Der Ratsvorsitzende nannte als Beispiel für Hass im Netz die bekanntgewordenen Morddrohungen gegen Mitarbeiter des Senders WDR nach dem umstrittenen Umwelt-Oma-Lied. Das sei "in keinem Fall hinnehmbar", sagte der Bischof in dem Interview weiter. Es sei wichtig, dass sie von der Polizei verfolgt werden: "Soziale Netzwerke sind zum Schutzraum für Hetzer geworden, das kann nicht sein."

Menschen stachelten sich im Netz gegenseitig an und würden immun gegen andere Meinungen. Sie bekämen "das Gefühl, dass ihre menschenfeindlichen Äußerungen salonfähig sind - zumindest in den Filterblasen, in denen sie sich bewegen", sagte Bedford-Strohm. Deshalb müssten Regeln entwickelt werden, die bereits mit einer "Ethik der Programmierer" beginnen und auch eine Stärkung der Medienkompetenz sowie unabhängige Kontrollgremien umfassen. Die Evangelische Kirche mische sich in die Diskussion darüber ein, weil es dabei um die Menschenwürde gehe.

Auch die Medienberichte über die Morddrohungen gegen Bedford-Strohm lösten eine Äußerungswelle auf Twitter aus.
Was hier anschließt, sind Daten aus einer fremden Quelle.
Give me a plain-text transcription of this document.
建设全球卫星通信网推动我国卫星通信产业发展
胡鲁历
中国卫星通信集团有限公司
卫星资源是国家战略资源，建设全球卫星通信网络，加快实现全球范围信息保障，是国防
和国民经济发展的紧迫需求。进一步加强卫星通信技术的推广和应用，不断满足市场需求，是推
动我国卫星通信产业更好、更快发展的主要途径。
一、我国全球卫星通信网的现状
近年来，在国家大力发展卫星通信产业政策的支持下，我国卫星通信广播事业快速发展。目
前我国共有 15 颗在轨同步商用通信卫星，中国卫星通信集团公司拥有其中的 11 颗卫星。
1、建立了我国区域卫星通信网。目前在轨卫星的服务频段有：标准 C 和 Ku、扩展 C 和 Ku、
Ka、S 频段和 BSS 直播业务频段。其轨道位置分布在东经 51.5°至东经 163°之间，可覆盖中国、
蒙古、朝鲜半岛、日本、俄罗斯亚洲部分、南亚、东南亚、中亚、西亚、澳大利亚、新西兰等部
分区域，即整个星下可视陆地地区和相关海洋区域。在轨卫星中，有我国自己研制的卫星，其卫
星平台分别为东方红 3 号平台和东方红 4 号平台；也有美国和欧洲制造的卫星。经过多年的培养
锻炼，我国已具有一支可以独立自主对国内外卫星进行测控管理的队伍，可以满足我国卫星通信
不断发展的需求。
Viele Nutzer waren wohlwollend und riefen zu Solidarität auf, darunter auch der jüdische Pianist Igor Levit, der selbst bedroht wird. Andere User verbreiteten jedoch gehässige Posts und beschimpften den Ratsvorsitzenden. Bedford-Strohm reagierte daraufhin aus dem Urlaub, was er normalerweise nicht tut, wie er in den sozialen Medien erklärte. Das Echo auf das Interview habe ihn überrascht, schrieb der Bischof. Die Frage nach den Morddrohungen sei nur eine unter vielen gewesen.

"Solche Drohungen gehören heute leider fast schon zur Normalität einer Existenz als öffentliche Person, die sich zu manchen Themen klar äußert. Das trifft viele andere auch." Die Verrohung der Kommunikation allgemein bleibe ein wichtiges öffentliches Thema, betonte der Theologe.